A natação infantil segue o mesmo paradigma. Enfatiza na maior parte das vezes, apenas as variáveis psicomotoras: equilíbrio, lateralidade, coordenação motora ampla, esquema corporal, para que a criança consiga realizar a técnica dos movimentos natatórios. Conforme Negrine (1998) essa prática centra objetivos na chamada “concepção psicomotriz das faltas”, ou seja, no que a criança não consegue fazer.
Os estudos de Catteau e Garoff (1990) ressaltam que a técnica é a experiência individual, despersonalizada, uma maneira de fazer separada das razões de fazer, construída do externo para o interno, o ato despojado de seus motivos, ou seja, um conjunto de processos para uma determinada prática.
Para Shaw e D’Angour (1996) nadar não diz respeito apenas a mover-se na água. Diz respeito a estar na água e com a água. Tem muito mais a haver com a qualidade da experiência, ao invés de uma técnica.
Na linha dos autores citados pode-se destacar que o brincar é vivência natural da vida de uma criança. É brincando que a criança constrói seu conhecimento, pois é por meio da sua ludicidade que ela começa a dar sentido e significado às coisas. É brincando que ela exterioriza de forma espontânea e autêntica os seus fantasmas corporais e a sua criatividade em potencial.
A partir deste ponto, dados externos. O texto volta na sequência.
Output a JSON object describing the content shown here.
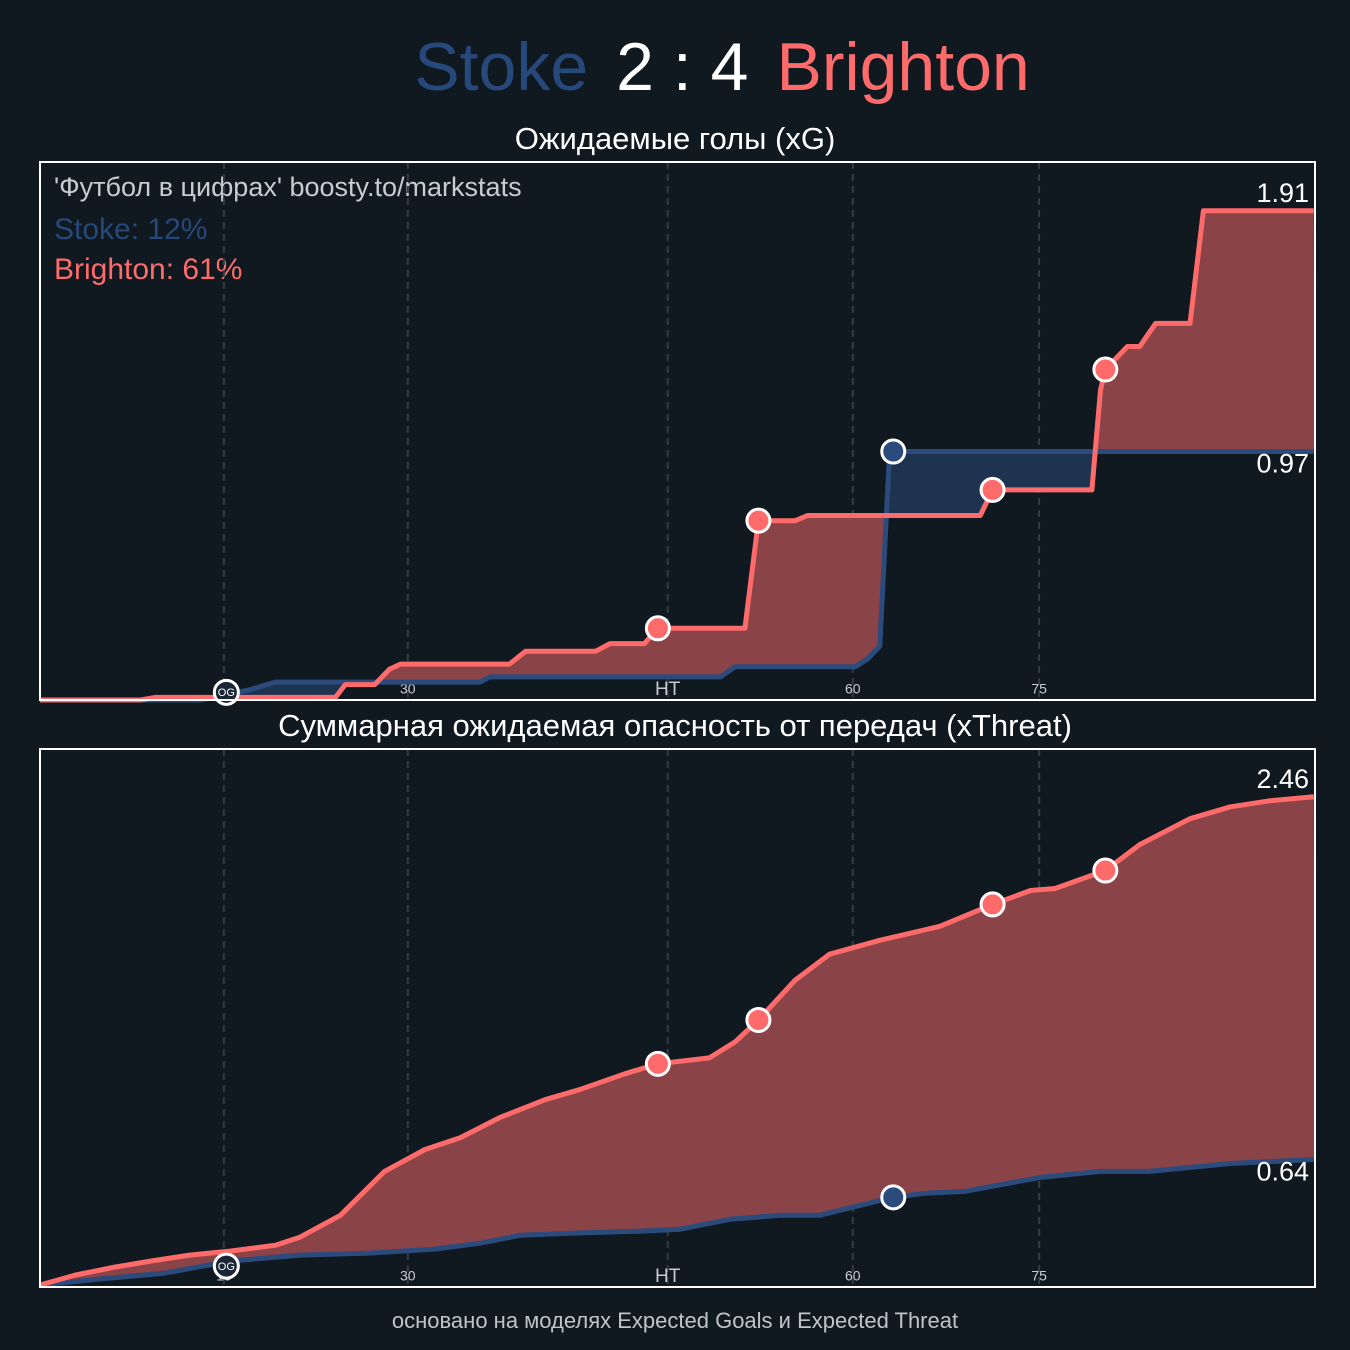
{
  "header": {
    "home": "Stoke",
    "score": "2 : 4",
    "away": "Brighton"
  },
  "watermark": "'Футбол в цифрах' boosty.to/markstats",
  "probabilities": [
    "Stoke: 12%",
    "Brighton: 61%"
  ],
  "footer": "основано на моделях Expected Goals и Expected Threat",
  "chart_data": [
    {
      "type": "line",
      "title": "Ожидаемые голы (xG)",
      "xlim": [
        0,
        104
      ],
      "ylim": [
        0,
        2.1
      ],
      "xticks": [
        15,
        30,
        {
          "value": 51.2,
          "label": "HT"
        },
        {
          "value": 66.3,
          "label": "60"
        },
        {
          "value": 81.5,
          "label": "75"
        }
      ],
      "grid": true,
      "series": [
        {
          "name": "Stoke",
          "color": "#2a4b7c",
          "fill": "#1e3350",
          "x": [
            0,
            13.1,
            17.1,
            19.2,
            35.9,
            36.7,
            55.5,
            56.7,
            66.5,
            67.5,
            68.5,
            69.3,
            103.9
          ],
          "values": [
            0,
            0,
            0.04,
            0.07,
            0.07,
            0.09,
            0.09,
            0.13,
            0.13,
            0.16,
            0.21,
            0.97,
            0.97
          ]
        },
        {
          "name": "Brighton",
          "color": "#ff6b6b",
          "fill": "#8a4347",
          "x": [
            0,
            8.2,
            9.4,
            24.1,
            24.9,
            27.3,
            28.5,
            29.4,
            38.3,
            39.6,
            45.3,
            46.5,
            49.3,
            50.4,
            57.5,
            58.6,
            61.6,
            62.6,
            76.7,
            77.7,
            85.8,
            86.5,
            86.9,
            88.7,
            89.7,
            91.0,
            93.8,
            94.9,
            103.9
          ],
          "values": [
            0,
            0,
            0.01,
            0.01,
            0.06,
            0.06,
            0.12,
            0.14,
            0.14,
            0.19,
            0.19,
            0.22,
            0.22,
            0.28,
            0.28,
            0.7,
            0.7,
            0.72,
            0.72,
            0.82,
            0.82,
            1.21,
            1.29,
            1.38,
            1.38,
            1.47,
            1.47,
            1.91,
            1.91
          ]
        }
      ],
      "goals": [
        {
          "team": "Stoke",
          "x": 15.2,
          "y": 0.03,
          "label": "OG"
        },
        {
          "team": "Stoke",
          "x": 69.6,
          "y": 0.97
        },
        {
          "team": "Brighton",
          "x": 50.4,
          "y": 0.28
        },
        {
          "team": "Brighton",
          "x": 58.6,
          "y": 0.7
        },
        {
          "team": "Brighton",
          "x": 77.7,
          "y": 0.82
        },
        {
          "team": "Brighton",
          "x": 86.9,
          "y": 1.29
        }
      ]
    },
    {
      "type": "line",
      "title": "Суммарная ожидаемая опасность от передач (xThreat)",
      "xlim": [
        0,
        104
      ],
      "ylim": [
        0,
        2.7
      ],
      "xticks": [
        15,
        30,
        {
          "value": 51.2,
          "label": "HT"
        },
        {
          "value": 66.3,
          "label": "60"
        },
        {
          "value": 81.5,
          "label": "75"
        }
      ],
      "grid": true,
      "series": [
        {
          "name": "Stoke",
          "color": "#2a4b7c",
          "fill": "#1e3350",
          "x": [
            0,
            4.9,
            10.2,
            15.5,
            21.2,
            26.9,
            32.2,
            35.9,
            39.2,
            43.2,
            48.9,
            52.2,
            56.3,
            60.4,
            63.6,
            66.9,
            69.6,
            72.2,
            75.4,
            81.6,
            86.5,
            90.5,
            97.1,
            103.9
          ],
          "values": [
            0.01,
            0.04,
            0.07,
            0.13,
            0.16,
            0.17,
            0.19,
            0.22,
            0.26,
            0.27,
            0.28,
            0.29,
            0.34,
            0.36,
            0.36,
            0.41,
            0.45,
            0.47,
            0.48,
            0.55,
            0.58,
            0.58,
            0.62,
            0.64
          ]
        },
        {
          "name": "Brighton",
          "color": "#ff6b6b",
          "fill": "#8a4347",
          "x": [
            0,
            2.9,
            6.1,
            9.0,
            12.2,
            15.5,
            19.2,
            21.2,
            24.5,
            28.1,
            31.4,
            34.3,
            37.5,
            41.2,
            44.0,
            47.7,
            50.4,
            54.6,
            56.7,
            58.6,
            61.6,
            64.4,
            68.5,
            73.4,
            77.7,
            80.8,
            82.8,
            86.9,
            89.7,
            93.8,
            97.1,
            100.3,
            103.9
          ],
          "values": [
            0.01,
            0.06,
            0.1,
            0.13,
            0.16,
            0.18,
            0.21,
            0.25,
            0.36,
            0.58,
            0.69,
            0.75,
            0.85,
            0.94,
            0.99,
            1.07,
            1.12,
            1.15,
            1.23,
            1.34,
            1.54,
            1.67,
            1.74,
            1.81,
            1.92,
            1.99,
            2.0,
            2.09,
            2.22,
            2.35,
            2.41,
            2.44,
            2.46
          ]
        }
      ],
      "goals": [
        {
          "team": "Stoke",
          "x": 15.2,
          "y": 0.105,
          "label": "OG"
        },
        {
          "team": "Stoke",
          "x": 69.6,
          "y": 0.45
        },
        {
          "team": "Brighton",
          "x": 50.4,
          "y": 1.12
        },
        {
          "team": "Brighton",
          "x": 58.6,
          "y": 1.34
        },
        {
          "team": "Brighton",
          "x": 77.7,
          "y": 1.92
        },
        {
          "team": "Brighton",
          "x": 86.9,
          "y": 2.09
        }
      ]
    }
  ]
}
E isso só acontece quando é dada a oportunidade da criança manifestar suas fantasias, propiciando-lhe sentir-se livre o suficiente para brincar, criar e recriar seus personagens (Leontiev, 2000).
Geralmente, os livros didáticos de natação preconizam uma conduta diretiva, negando muitas vezes que as atividades e brincadeiras partam da busca inicial e exploratória da criança em meio aquático. Surge então uma questão: Porque não deixar a criança e a água se encontrarem, ao invés de somente prescrever exercícios?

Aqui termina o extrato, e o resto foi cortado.